2 - 4 tbsp flavoring (optional)
    Cacao, vanilla, cinnamon, citrus zest and juice, ginger, mint, cloves, coconut oil.

Directions:
In your food processor, mix together fruit and nuts until a sticky, workable dough is formed.  Add flavoring, and process well.  Add fillings, and pulse until combined - being careful not to wreck the texture.  Shape into bars or balls, and wrap in parchment paper or plastic wrap.
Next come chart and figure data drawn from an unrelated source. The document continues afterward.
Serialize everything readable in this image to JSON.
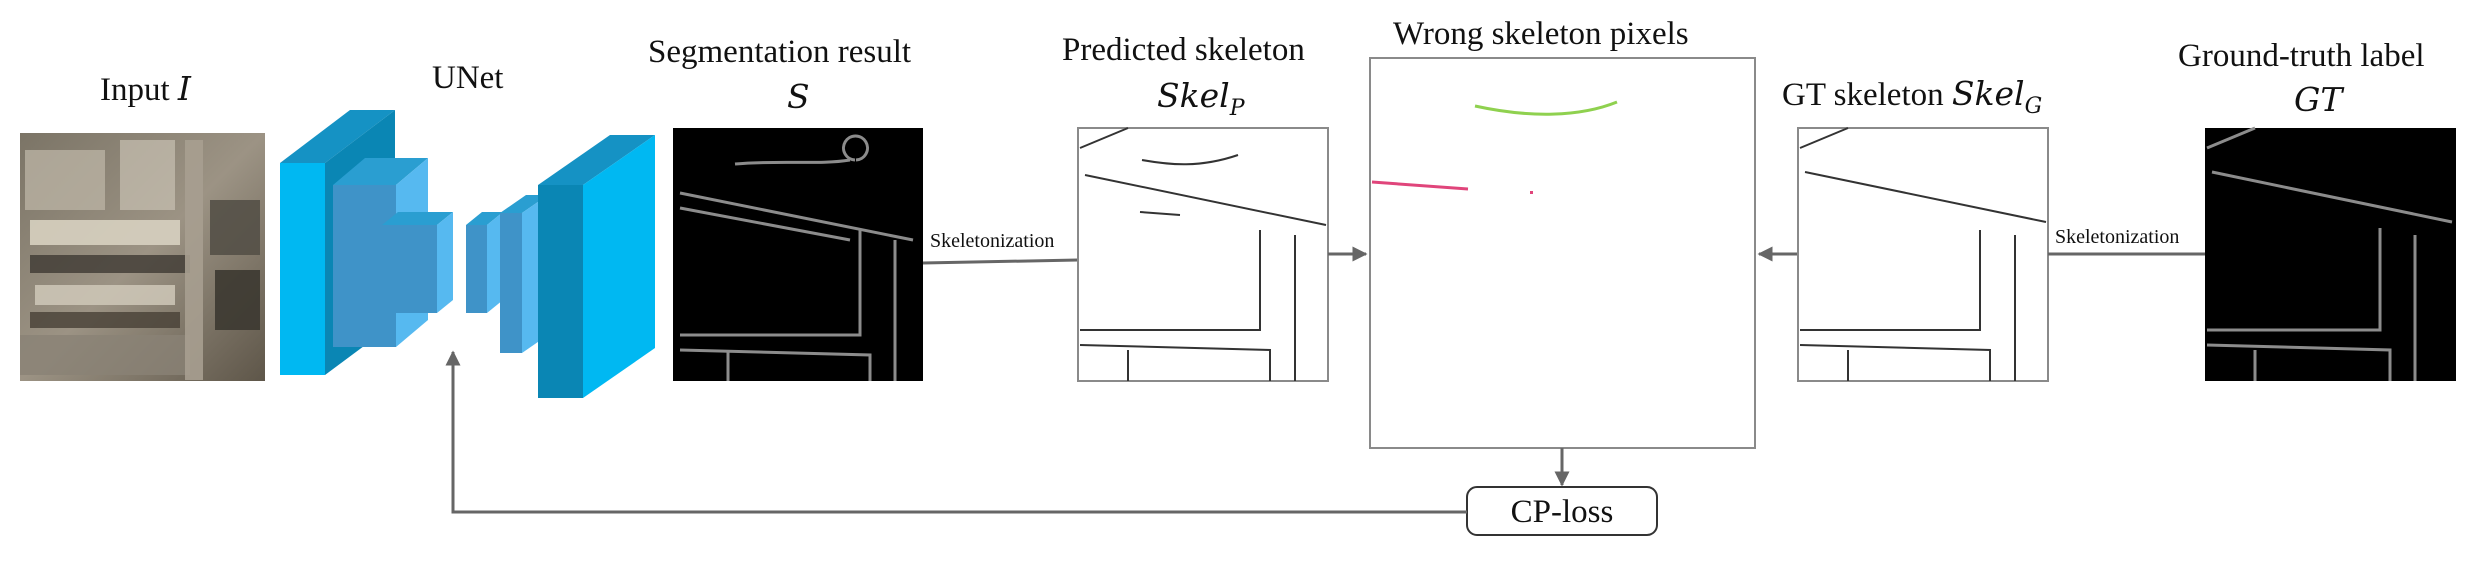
{
  "labels": {
    "input_text": "Input",
    "input_sym": "I",
    "unet": "UNet",
    "segmentation_result": "Segmentation result",
    "segmentation_sym": "S",
    "predicted_skeleton": "Predicted skeleton",
    "pred_sym_base": "Skel",
    "pred_sym_sub": "P",
    "wrong_skeleton_pixels": "Wrong skeleton pixels",
    "gt_skeleton_text": "GT skeleton",
    "gt_sym_base": "Skel",
    "gt_sym_sub": "G",
    "ground_truth_label": "Ground-truth label",
    "gt_sym": "GT",
    "skeletonization_left": "Skeletonization",
    "skeletonization_right": "Skeletonization",
    "cp_loss": "CP-loss"
  },
  "colors": {
    "unet_front": "#00b8f2",
    "unet_top": "#1592c4",
    "unet_side": "#0a86b4",
    "unet_inner": "#56b9f0",
    "false_positive": "#8fd14f",
    "false_negative": "#e0457b",
    "arrow": "#666666"
  }
}
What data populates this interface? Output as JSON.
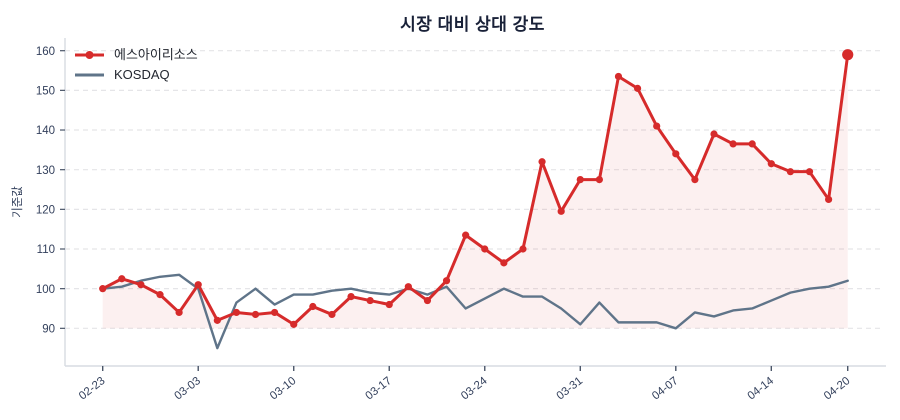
{
  "chart_data": {
    "type": "line",
    "title": "시장 대비 상대 강도",
    "ylabel": "기준값",
    "x_tick_labels": [
      "02-23",
      "03-03",
      "03-10",
      "03-17",
      "03-24",
      "03-31",
      "04-07",
      "04-14",
      "04-20"
    ],
    "x_tick_indices": [
      0,
      5,
      10,
      15,
      20,
      25,
      30,
      35,
      39
    ],
    "n_points": 40,
    "y_ticks": [
      90,
      100,
      110,
      120,
      130,
      140,
      150,
      160
    ],
    "ylim": [
      80,
      163
    ],
    "grid": "horizontal-dashed",
    "legend_position": "top-left-inside",
    "area_baseline": 90,
    "series": [
      {
        "name": "에스아이리소스",
        "color": "#d62b2b",
        "line_width": 3,
        "marker": "circle",
        "area_fill": "rgba(214,43,43,0.07)",
        "last_point_emphasis": true,
        "values": [
          100,
          102.5,
          101,
          98.5,
          94,
          101,
          92,
          94,
          93.5,
          94,
          91,
          95.5,
          93.5,
          98,
          97,
          96,
          100.5,
          97,
          102,
          113.5,
          110,
          106.5,
          110,
          132,
          119.5,
          127.5,
          127.5,
          153.5,
          150.5,
          141,
          134,
          127.5,
          139,
          136.5,
          136.5,
          131.5,
          129.5,
          129.5,
          122.5,
          159
        ]
      },
      {
        "name": "KOSDAQ",
        "color": "#5f7489",
        "line_width": 2.4,
        "marker": "none",
        "values": [
          100,
          100.5,
          102,
          103,
          103.5,
          100,
          85,
          96.5,
          100,
          96,
          98.5,
          98.5,
          99.5,
          100,
          99,
          98.5,
          100,
          98.5,
          100.5,
          95,
          97.5,
          100,
          98,
          98,
          95,
          91,
          96.5,
          91.5,
          91.5,
          91.5,
          90,
          94,
          93,
          94.5,
          95,
          97,
          99,
          100,
          100.5,
          102
        ]
      }
    ]
  },
  "colors": {
    "background": "#ffffff",
    "title_text": "#192138",
    "tick_label": "#33405c",
    "legend_text": "#22262f",
    "axis_line": "#d7dbe2",
    "tick_mark": "#4a5568",
    "gridline": "#e5e5e8"
  }
}
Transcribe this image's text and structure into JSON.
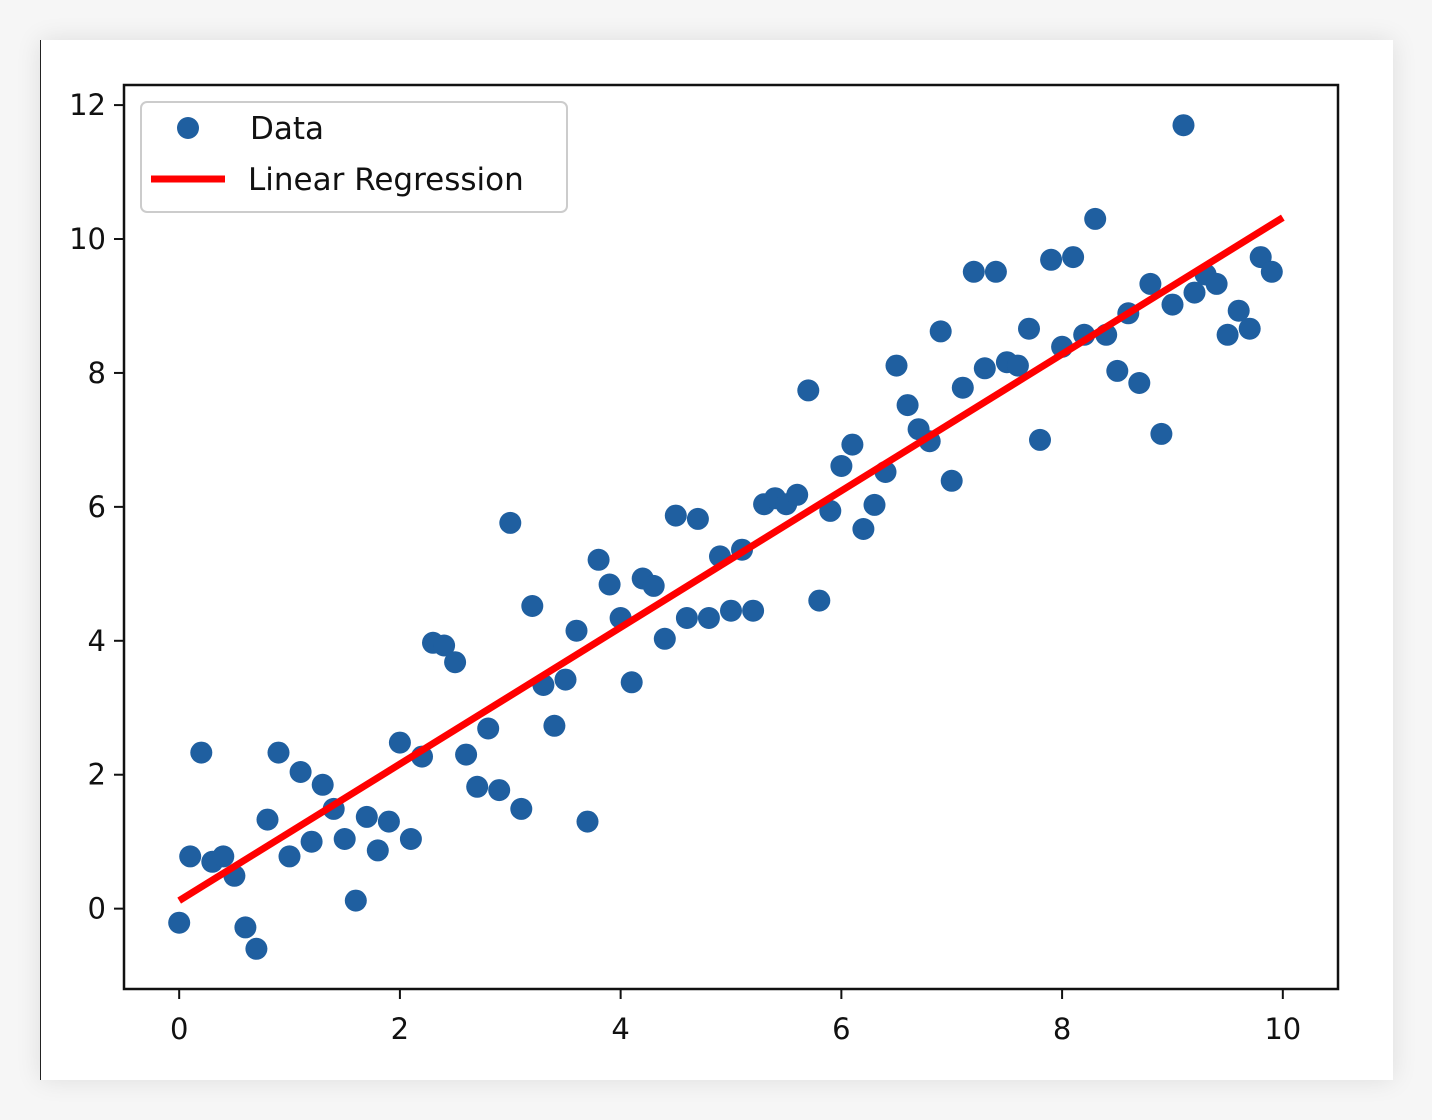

My version - Cashew protein packed Larabar!
½ cup raw cashews
½ cup raw almonds
9 dates
1 scoop protein powder (I used Simply Pure Nutrients Chocolate flavor)
Coconut oil


Chops the nuts a little in food processor then add dates and mix together in food processor until it gets sticky. Just keep checking the mixture. Then add the protein powder and check again, mine was dry so I added ½ tbsp of coconut oil and mixed it all again for a second.
 

And guess what? They are awesome!!...and awesome for you!!


The four in front have the chocolate protein powder, the four in the back are the basic recipe with cashews and almonds.